With all of these games, an act that would normally combine time off from making a strategic decision with the satisfaction of access to increased abilities turns into busywork. At worst, these once-a-turn decisions make you lose the game; at best, you don't feel any sense of accomplishment because you chose something to get rid of, not something to play or activate. And since you're making these unsatisfying choices every single turn, you can quickly get tired of playing the game. 

It's unsurprising that Magic's biggest battle card game competition, Hearthstone, has an even simpler method of resource management than Magic does: You simply get one additional mana at the start of your turn. While having a predictable curve has its own issues and benefits some strategies more than others, this allows you to concentrate on the more important and exciting decisions available elsewhere in the game.

Example 2: Card Draw and Perfect Information

Many standalone board games that involve drawing cards, rolling dice, or other random components that inform how the game is played have you drawing/rolling/etc. at the end of your turn. This ensures that you have plenty of time to think about your next move before it comes back around for you to go, speeding the game up. This is an excellent decision for games with static turns where none of the other players can do anything; Dominion and Sentinels of the Multiverse both employ it very effectively.

However, in battle card games, drawing at the end of your turn means that you now have perfect information about what you can do on your next turn while still having to deal with whatever your opponent is doing on their turn. This is a problem because having perfect information means that you are now strategically obligated to sort out what you're going to do with it as soon as possible, almost at a subconscious level. If you knew exactly what your options were for your upcoming turn and had to deal with whatever your opponent was casting or attacking you with, you would quickly become tired of getting pulled multiple ways all the time.

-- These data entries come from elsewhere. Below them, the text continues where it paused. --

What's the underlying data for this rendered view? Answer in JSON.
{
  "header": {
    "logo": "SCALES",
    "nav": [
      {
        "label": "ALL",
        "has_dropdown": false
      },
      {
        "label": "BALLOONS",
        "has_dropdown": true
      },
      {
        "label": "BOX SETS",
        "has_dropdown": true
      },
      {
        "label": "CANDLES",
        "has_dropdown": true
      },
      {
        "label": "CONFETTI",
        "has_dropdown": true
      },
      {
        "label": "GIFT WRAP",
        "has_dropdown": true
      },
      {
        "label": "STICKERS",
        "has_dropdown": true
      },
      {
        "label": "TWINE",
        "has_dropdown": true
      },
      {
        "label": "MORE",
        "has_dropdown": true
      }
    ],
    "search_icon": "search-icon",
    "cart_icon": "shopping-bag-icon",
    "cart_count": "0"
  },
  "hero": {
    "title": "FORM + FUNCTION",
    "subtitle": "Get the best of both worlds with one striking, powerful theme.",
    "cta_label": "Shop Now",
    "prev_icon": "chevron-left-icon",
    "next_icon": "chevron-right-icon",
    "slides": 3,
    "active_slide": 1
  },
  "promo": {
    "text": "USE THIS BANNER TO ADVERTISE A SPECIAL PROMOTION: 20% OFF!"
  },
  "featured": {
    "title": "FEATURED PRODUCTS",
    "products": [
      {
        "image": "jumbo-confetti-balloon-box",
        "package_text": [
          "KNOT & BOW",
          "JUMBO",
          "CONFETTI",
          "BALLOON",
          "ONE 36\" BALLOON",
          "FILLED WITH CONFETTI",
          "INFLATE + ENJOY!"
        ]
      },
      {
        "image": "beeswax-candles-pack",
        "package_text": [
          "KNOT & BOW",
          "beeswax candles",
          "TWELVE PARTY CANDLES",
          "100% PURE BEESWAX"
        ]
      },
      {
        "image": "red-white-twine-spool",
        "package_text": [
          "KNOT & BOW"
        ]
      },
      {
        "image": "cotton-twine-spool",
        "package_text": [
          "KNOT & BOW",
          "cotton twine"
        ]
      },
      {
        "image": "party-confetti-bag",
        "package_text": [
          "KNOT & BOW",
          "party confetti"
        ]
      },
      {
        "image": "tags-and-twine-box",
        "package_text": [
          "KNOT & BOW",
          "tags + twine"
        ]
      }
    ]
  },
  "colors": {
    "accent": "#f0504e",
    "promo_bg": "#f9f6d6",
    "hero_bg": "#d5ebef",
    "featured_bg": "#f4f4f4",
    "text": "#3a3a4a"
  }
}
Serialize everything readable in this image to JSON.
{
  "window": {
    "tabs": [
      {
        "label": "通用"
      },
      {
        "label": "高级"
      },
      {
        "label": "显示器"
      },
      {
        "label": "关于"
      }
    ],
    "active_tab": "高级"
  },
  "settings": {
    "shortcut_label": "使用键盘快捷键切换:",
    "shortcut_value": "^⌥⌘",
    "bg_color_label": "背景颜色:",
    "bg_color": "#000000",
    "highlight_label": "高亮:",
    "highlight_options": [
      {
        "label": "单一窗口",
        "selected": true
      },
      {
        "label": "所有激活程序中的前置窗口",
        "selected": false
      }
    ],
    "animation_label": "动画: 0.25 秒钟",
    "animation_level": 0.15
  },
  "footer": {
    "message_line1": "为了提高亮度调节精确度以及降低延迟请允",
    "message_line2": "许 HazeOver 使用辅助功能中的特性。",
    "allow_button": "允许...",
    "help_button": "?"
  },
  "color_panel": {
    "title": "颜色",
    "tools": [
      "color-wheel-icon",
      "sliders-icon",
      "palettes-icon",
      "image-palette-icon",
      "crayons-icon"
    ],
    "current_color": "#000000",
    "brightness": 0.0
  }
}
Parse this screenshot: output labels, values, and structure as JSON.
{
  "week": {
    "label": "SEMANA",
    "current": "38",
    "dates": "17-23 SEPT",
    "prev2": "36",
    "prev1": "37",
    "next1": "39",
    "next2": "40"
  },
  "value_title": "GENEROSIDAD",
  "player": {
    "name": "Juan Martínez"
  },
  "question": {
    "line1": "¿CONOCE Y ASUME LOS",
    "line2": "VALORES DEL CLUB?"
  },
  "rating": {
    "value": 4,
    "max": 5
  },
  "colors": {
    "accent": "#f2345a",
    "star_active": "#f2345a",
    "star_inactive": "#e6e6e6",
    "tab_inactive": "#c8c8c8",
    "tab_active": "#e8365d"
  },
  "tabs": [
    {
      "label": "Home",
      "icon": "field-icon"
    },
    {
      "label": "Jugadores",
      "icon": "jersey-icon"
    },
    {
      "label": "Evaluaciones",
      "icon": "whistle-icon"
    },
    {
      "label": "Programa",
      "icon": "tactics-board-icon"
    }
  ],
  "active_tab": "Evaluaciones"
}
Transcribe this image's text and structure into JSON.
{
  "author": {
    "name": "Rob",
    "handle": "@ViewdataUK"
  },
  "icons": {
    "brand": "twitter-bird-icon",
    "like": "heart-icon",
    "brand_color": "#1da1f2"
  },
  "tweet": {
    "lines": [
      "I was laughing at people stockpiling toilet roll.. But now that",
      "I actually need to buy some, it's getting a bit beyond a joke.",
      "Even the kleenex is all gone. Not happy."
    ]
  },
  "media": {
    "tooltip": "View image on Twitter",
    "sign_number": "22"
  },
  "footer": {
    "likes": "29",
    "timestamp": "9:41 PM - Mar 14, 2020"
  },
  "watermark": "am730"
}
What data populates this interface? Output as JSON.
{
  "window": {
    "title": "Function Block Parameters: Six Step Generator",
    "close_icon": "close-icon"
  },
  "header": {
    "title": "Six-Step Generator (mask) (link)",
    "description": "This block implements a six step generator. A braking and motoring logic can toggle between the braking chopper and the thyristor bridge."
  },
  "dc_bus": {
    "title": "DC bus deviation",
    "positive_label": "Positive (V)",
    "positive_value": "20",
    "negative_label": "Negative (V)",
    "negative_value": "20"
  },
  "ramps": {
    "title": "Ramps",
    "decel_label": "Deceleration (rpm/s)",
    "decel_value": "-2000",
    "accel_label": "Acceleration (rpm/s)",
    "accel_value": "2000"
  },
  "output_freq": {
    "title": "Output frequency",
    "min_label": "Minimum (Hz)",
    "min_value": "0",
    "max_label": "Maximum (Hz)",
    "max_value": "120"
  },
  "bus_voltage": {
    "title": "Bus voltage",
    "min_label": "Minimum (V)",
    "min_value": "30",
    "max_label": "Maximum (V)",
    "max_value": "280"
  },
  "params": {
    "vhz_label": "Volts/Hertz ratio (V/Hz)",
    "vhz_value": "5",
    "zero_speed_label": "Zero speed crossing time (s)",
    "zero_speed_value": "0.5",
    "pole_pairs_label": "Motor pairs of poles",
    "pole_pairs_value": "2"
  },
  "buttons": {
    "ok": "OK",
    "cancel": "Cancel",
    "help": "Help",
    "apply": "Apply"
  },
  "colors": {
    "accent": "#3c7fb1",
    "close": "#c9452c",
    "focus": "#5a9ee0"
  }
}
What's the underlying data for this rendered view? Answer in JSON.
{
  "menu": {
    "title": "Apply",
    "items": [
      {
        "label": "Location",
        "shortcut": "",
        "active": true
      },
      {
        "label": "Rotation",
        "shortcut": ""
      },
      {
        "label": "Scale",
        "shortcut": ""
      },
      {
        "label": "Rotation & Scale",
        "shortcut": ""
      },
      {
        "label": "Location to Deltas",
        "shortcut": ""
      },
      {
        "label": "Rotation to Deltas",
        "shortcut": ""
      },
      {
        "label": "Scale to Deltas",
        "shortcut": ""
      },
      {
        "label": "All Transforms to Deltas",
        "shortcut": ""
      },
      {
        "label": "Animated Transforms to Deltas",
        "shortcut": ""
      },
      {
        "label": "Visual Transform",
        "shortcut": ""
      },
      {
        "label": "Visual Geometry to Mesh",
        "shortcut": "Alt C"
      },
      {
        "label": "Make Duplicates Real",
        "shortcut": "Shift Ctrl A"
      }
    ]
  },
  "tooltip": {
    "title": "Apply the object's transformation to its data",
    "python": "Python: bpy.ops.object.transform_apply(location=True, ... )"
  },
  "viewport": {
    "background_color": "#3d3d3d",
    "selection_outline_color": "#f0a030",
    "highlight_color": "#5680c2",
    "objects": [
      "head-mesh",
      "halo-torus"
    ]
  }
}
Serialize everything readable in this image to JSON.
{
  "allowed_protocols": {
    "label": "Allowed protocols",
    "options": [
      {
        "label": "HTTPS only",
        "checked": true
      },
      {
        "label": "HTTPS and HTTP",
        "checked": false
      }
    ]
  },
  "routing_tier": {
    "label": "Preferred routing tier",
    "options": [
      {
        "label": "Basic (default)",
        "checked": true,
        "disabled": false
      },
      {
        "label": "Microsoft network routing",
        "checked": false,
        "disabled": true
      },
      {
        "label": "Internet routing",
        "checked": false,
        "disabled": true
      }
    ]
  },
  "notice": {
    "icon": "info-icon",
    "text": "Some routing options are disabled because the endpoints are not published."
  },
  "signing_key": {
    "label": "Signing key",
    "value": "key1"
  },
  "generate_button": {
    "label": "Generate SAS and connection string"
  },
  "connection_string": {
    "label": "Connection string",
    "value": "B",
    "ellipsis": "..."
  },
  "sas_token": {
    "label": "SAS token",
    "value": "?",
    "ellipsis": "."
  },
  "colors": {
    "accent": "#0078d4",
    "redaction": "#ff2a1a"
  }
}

By not letting you see your card until the start of your turn and therefore depriving you of knowing 100% what you're going to do, Magic gives you the ability to live in the moment, only having to worry about what's happening right now.  It also has the bonus effect of making your start-of-turn more exciting, allowing you to pray for a miracle in a tough spot instead of knowing that you're out of options on your next turn.


Including places to take mental breaks in a battle card game might make the game slightly weaker in a strategic sense, but it also opens it up to a broader audience. But that asks the question: Is it important that a game have a broad audience? There are many genres, like 18XX games or miniatures wargames, that are so punishingly intricate that they mostly foster a tight-knit community of gamers who may only play that one genre. And just because these games may have a lower financial ceiling doesn't mean they aren't valid from a game design sense.

There is, however, one consideration that overrules all these others: The fact that battle card games are extremely reliant on both organized play and a critical mass of players.

If I buy a standalone board game, it's easy for me to play it a lot by bringing it to game nights or playing it with my parents. Only one person in my group really needs to make a time and money investment for everyone to have a good time. However, with a battle card game, each player needs to have a deck to play and a relatively even skill level, which means each person in the group playing this game needs to be equally invested for everyone to have fun. The higher the floor to entry for this kind of game, the less likely it is that enough people in the group will stick with it for the long term for the mental burden to be worth it.

Lowering the barrier to entry in a trading card game isn't a concession – it's a necessity. The only way for you to maintain your game for any amount of time is to make sure that the number of active players outpaces the churn from people quitting for whatever reason, and making sure that your game is something that everyone can access and feel comfortable playing is the only way to consistently do so.